PUBLIC SCHOOL RETIREMENT SYSTEM (PSRS):
(1) Minimum benefits are raised from $400 to $575 and maximums
are raised from $600 to $860. The additional payment for each
dependent child under age 18 (now one-half of the survivor's base
payment) shall be at least $300 per month, but the total payment
to spouse including payments for dependents shall not exceed
$2160;
(2) Survivor and dependent child benefits shall continue until
the child is age 24 years if still in college. Currently, such
benefits end at age 22 years;
(3) The act expands the option for a beneficiary, other than a
spouse, to select Option 2 survivor benefits if the member dies
prior to retirement;
(4) Added is an increase of $2 times years of creditable service
to monthly payments for beneficiaries of deceased retirees and,
as of September 1, 1999, for beneficiaries of deceased members;
(5) The current minimum retiree benefits applies to the
beneficiaries of deceased retirees;
(6) A $5,000 single-sum, death benefit is added for retired
members;
(7) Final average salary is determined on final three years
rather than final five years of service;
(8) A "Rule of 80" clause is added to allow full retirement when
a member's age plus creditable service equals 80 years or more;
(9) An additional $5 times years of creditable service is added
to the monthly benefit for those retiring by the effective date
of this act and the beneficiaries of retired members who die
prior to the effective date of this act; and
(10) A retired teacher may earn up to 50% of the annual
compensation payable under the district's salary schedule for the
position filled by the retiree and also provides means for
determining salary for a position not on the schedule, for newly
created positions, and for retirees filling multiple positions.

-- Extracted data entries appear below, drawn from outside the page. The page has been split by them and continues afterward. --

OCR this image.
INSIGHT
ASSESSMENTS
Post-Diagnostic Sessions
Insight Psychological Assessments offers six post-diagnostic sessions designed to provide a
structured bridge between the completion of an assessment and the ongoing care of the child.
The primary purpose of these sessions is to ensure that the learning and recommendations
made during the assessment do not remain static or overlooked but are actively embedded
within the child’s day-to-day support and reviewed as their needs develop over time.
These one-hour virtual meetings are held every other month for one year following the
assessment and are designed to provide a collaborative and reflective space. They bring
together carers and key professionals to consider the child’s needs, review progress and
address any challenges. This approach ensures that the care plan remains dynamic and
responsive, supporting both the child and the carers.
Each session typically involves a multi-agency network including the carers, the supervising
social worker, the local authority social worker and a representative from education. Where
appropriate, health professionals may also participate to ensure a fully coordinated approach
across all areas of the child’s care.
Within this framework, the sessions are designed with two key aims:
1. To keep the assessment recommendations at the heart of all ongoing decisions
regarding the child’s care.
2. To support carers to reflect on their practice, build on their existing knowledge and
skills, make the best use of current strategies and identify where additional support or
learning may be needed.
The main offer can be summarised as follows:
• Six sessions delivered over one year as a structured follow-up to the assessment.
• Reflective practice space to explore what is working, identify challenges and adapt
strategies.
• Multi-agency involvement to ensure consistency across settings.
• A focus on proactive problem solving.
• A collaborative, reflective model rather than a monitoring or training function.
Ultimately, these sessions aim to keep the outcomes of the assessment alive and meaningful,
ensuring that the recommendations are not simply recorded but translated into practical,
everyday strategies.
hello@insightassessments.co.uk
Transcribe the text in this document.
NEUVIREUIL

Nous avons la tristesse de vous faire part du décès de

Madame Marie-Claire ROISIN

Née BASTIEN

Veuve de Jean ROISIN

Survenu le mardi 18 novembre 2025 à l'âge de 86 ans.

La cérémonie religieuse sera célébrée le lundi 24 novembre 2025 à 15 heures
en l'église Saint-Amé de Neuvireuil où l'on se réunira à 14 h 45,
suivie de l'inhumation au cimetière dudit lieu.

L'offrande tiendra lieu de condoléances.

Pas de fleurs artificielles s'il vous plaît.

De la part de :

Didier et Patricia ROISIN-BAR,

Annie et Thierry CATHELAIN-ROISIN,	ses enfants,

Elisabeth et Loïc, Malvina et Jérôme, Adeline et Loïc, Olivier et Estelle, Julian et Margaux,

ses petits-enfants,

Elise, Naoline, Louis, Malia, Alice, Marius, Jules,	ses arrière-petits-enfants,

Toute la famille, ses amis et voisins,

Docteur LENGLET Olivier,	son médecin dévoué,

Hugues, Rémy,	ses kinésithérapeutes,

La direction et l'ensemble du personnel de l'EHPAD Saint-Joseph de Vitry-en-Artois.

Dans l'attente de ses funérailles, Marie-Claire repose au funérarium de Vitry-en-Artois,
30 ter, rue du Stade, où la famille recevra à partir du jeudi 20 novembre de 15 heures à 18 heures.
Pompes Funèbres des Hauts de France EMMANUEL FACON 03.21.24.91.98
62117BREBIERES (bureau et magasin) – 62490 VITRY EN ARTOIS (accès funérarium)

This portion of the act is similar to SB 331.
NON-TEACHERS RETIREMENT SYSTEM (NTRS) - The new provisions in the
act include:
(1) An increase of the formula factor from 1.35% to 1.45%;
(2) An increase of the formula factor of 0.1% for those electing
to take the "25 and out" option;
(3) A one-time increase for current retirees of 7.4% which will
not be subject to the cost of living adjustment (COLA) cap;
(4) Expanding the option for a beneficiary to select option 2
benefits if the member dies prior to retirement. Currently, this
option is only available for the member's spouse (if named as the
beneficiary); and
(5) Changing NTRS requirements for certain members who were
certified as vocational-technical teachers by making the basis
for certification a degree or work experience instead of a degree
and work experience, which is identical to the PSRS requirements.
This portion of the act is similar to SB 180.
BOTH PUBLIC SCHOOL AND NONTEACHER SYSTEMS. Retired members of
both systems, except those retired on disability, may establish a
second or subsequent membership in the system after a one-year
vesting period. Such members will not draw a benefit from their
first membership while in covered employment.
EFFECTIVE DATES AND EMERGENCY CLAUSE - The act contains an
emergency clause for teachers and firemen and a January 1, 2000,
effective date for the County Employees Retirement Sections. The
effective date for the MOSERS NEW PLAN is July 1, 2000. August
28, 1999, is the effective date for the remainder of the bill.